8-18-03
/ 5 hours /
1341 total
Started by taking the top skin
off, and swapping the vacuum lines to the controllers. I now have a line from rotor 1 to the A
controller, the fuel regulator, and the boost gauge. There is another line from rotor 2 to
the B controller.
I checked the boost gauge against
my mityvac, and it seemed to be at least in the ballpark. There was as much as 2-3 in difference
in vacuum at around 20 in, but I didn’t really make note of which one was
higher. Since the mityvac has a
cheaper gauge than the boost gauge, I wouldn’t know which to believe
anyway. I wish I had made some
notes, and also checked my other automotive test gauge.
While I had the top cover off, I
checked the cold start wiring for the zillionth time, and also clipped a test
lead to it so I could monitor the voltage.
Everything was hooked up correctly, and it did exactly what it was
supposed to do during the runs.
Turning on and off the secondary switch while at low power didn’t make
any difference, so all that is fine.
Re-installed the better primary
connectors, and found no problems with them during the runs.
The test
Tracy wanted me to perform was to
swap the primary and secondary wires again, and make note of which set of
injectors is rich or lean. So, I
did this, and got the following results:
Normal-
smooth, turning off and on secondary makes no diff at low power.
Primary sw off- (using primaries)
smooth with mixture turned down to about 8:00 position.
Secondary sw off- (using
secondaries) smooth, with mixture turned up to 2:00 position.
This confirms that the MSD
injectors, that are installed in the secondary position are flowing far less
fuel than they should be. Not sure
what I’ll do about this now.
Also, during this run, I had my
automotive test gauge hooked up to the B controller, while watching the boost
gauge on the A controller. There
was always about a 3 in vacuum difference between the two, and I chalked it up
to crappy gauges.
Tracy
mentioned that the preference was to have the smaller injectors as the
primaries, so I left the wires swapped, so the MDS injectors would operate as
the secondaries. I proceeded
to try to tune the engine with this setup.

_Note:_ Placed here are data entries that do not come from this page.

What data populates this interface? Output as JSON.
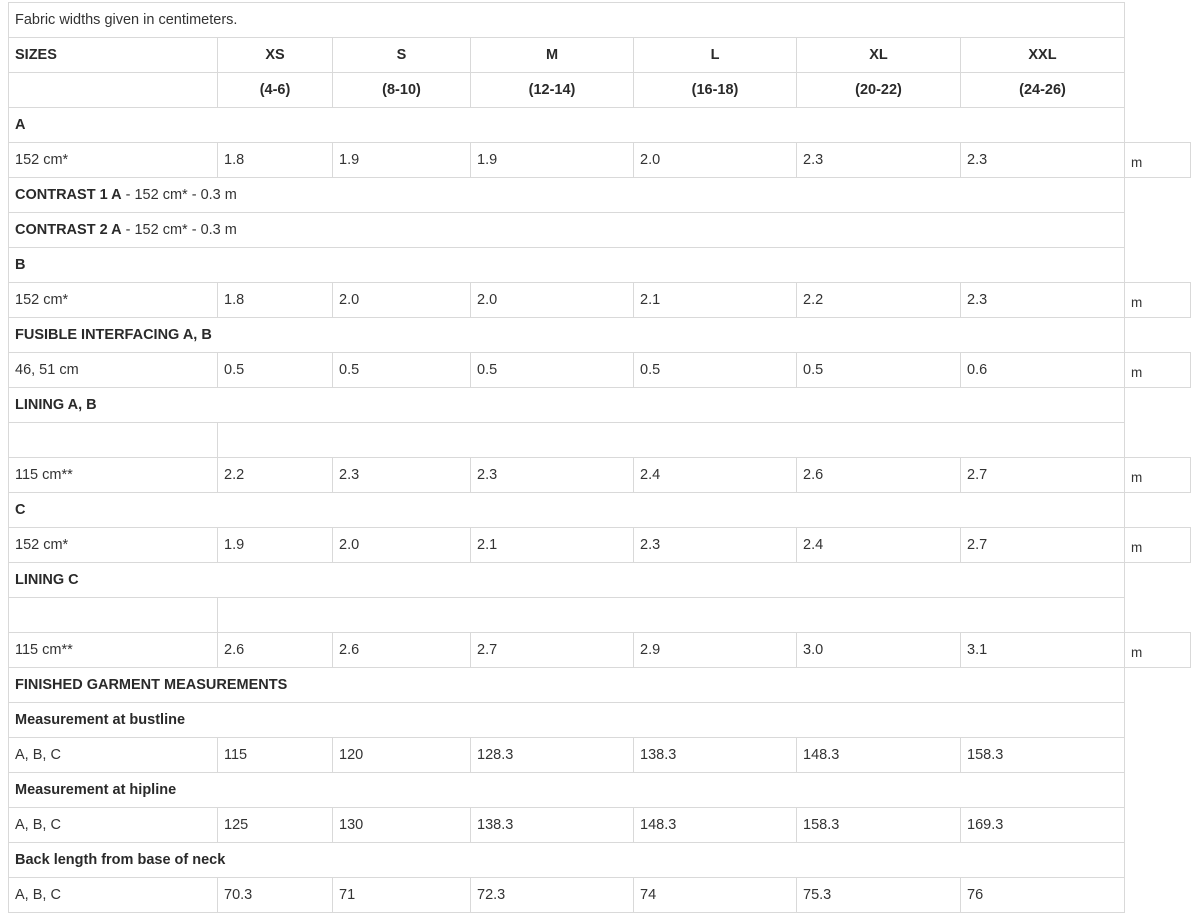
{
  "note": "Fabric widths given in centimeters.",
  "header": {
    "label": "SIZES",
    "sizes": [
      "XS",
      "S",
      "M",
      "L",
      "XL",
      "XXL"
    ],
    "ranges": [
      "(4-6)",
      "(8-10)",
      "(12-14)",
      "(16-18)",
      "(20-22)",
      "(24-26)"
    ]
  },
  "unit": "m",
  "rows": [
    {
      "type": "section",
      "label": "A"
    },
    {
      "type": "data",
      "label": "152 cm*",
      "values": [
        "1.8",
        "1.9",
        "1.9",
        "2.0",
        "2.3",
        "2.3"
      ],
      "unit": true
    },
    {
      "type": "section",
      "label": "CONTRAST 1 A",
      "suffix": " - 152 cm* - 0.3 m"
    },
    {
      "type": "section",
      "label": "CONTRAST 2 A",
      "suffix": " - 152 cm* - 0.3 m"
    },
    {
      "type": "section",
      "label": "B"
    },
    {
      "type": "data",
      "label": "152 cm*",
      "values": [
        "1.8",
        "2.0",
        "2.0",
        "2.1",
        "2.2",
        "2.3"
      ],
      "unit": true
    },
    {
      "type": "section",
      "label": "FUSIBLE INTERFACING A, B"
    },
    {
      "type": "data",
      "label": "46, 51 cm",
      "values": [
        "0.5",
        "0.5",
        "0.5",
        "0.5",
        "0.5",
        "0.6"
      ],
      "unit": true
    },
    {
      "type": "section",
      "label": "LINING A, B"
    },
    {
      "type": "blank"
    },
    {
      "type": "data",
      "label": "115 cm**",
      "values": [
        "2.2",
        "2.3",
        "2.3",
        "2.4",
        "2.6",
        "2.7"
      ],
      "unit": true
    },
    {
      "type": "section",
      "label": "C"
    },
    {
      "type": "data",
      "label": "152 cm*",
      "values": [
        "1.9",
        "2.0",
        "2.1",
        "2.3",
        "2.4",
        "2.7"
      ],
      "unit": true
    },
    {
      "type": "section",
      "label": "LINING C"
    },
    {
      "type": "blank"
    },
    {
      "type": "data",
      "label": "115 cm**",
      "values": [
        "2.6",
        "2.6",
        "2.7",
        "2.9",
        "3.0",
        "3.1"
      ],
      "unit": true
    },
    {
      "type": "section",
      "label": "FINISHED GARMENT MEASUREMENTS"
    },
    {
      "type": "subsection",
      "label": "Measurement at bustline"
    },
    {
      "type": "data",
      "label": "A, B, C",
      "values": [
        "115",
        "120",
        "128.3",
        "138.3",
        "148.3",
        "158.3"
      ],
      "unit": false
    },
    {
      "type": "subsection",
      "label": "Measurement at hipline"
    },
    {
      "type": "data",
      "label": "A, B, C",
      "values": [
        "125",
        "130",
        "138.3",
        "148.3",
        "158.3",
        "169.3"
      ],
      "unit": false
    },
    {
      "type": "subsection",
      "label": "Back length from base of neck"
    },
    {
      "type": "data",
      "label": "A, B, C",
      "values": [
        "70.3",
        "71",
        "72.3",
        "74",
        "75.3",
        "76"
      ],
      "unit": false
    }
  ]
}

With the exception of the transition point, the engine is now running
pretty darned well on the A controller.
I then tried to tune the B controller, and found that I couldn’t make it
idle, or run at low power, though it’s fine at higher power. It acts as if it’s in the transition at
idle and just above, and I believe that’s the case. I’m starting to think there really IS a
2-3 in difference in vacuum between the two ports on the TB. Since I swapped those ports at the
beginning of the day, I’m now seeing on the B controller, the unruly behavior
that was happening before on the A controller, and A is behaving better. I’ll T these two ports together next, as
Tracy suggested earlier.
Finally, the Tiny Tach is NOT
working properly again. It’s fine
at low rpm, but wanders around at high rpm. I couldn’t get any stable reading at
full power. Gotta find another
tach, preferably one that works with a 5V pulse.

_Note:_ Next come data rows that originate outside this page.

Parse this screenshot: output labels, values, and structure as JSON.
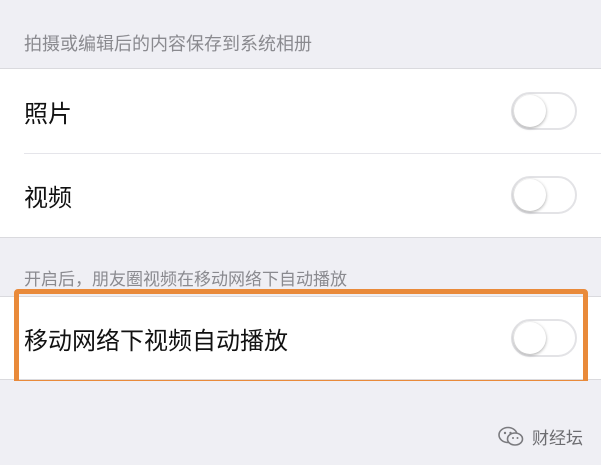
{
  "settings": {
    "save_header": "拍摄或编辑后的内容保存到系统相册",
    "rows": [
      {
        "label": "照片",
        "toggle_on": false
      },
      {
        "label": "视频",
        "toggle_on": false
      }
    ],
    "autoplay_header": "开启后，朋友圈视频在移动网络下自动播放",
    "autoplay_row": {
      "label": "移动网络下视频自动播放",
      "toggle_on": false
    }
  },
  "watermark": {
    "text": "财经坛",
    "icon": "wechat-icon"
  },
  "colors": {
    "highlight": "#e98a3a",
    "background": "#efeff4"
  }
}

So, to recap. There is defiantly a huge difference in
the flow rate of the primary Mazda 550 injectors, and the MSD-2013 525
injectors. There’s NO way these are
flowing 525 cc/min. This is
causing a big problem at transition.
At that throttle setting, it’s very rough, and I can’t do anything to
help with the mixture. Turning it
up is worse, and turning it down is worse.
I don’t see how I can tune this out. The only option is replacing the
injectors, or trying to set the transition below idle, so all 4 injectors are on
all the time. Probably going to try
this next.
The other problem is that my
transition is falling right around idle and low throttle on the B
controller. T-ing the ports
together should at least make both controllers behave the same.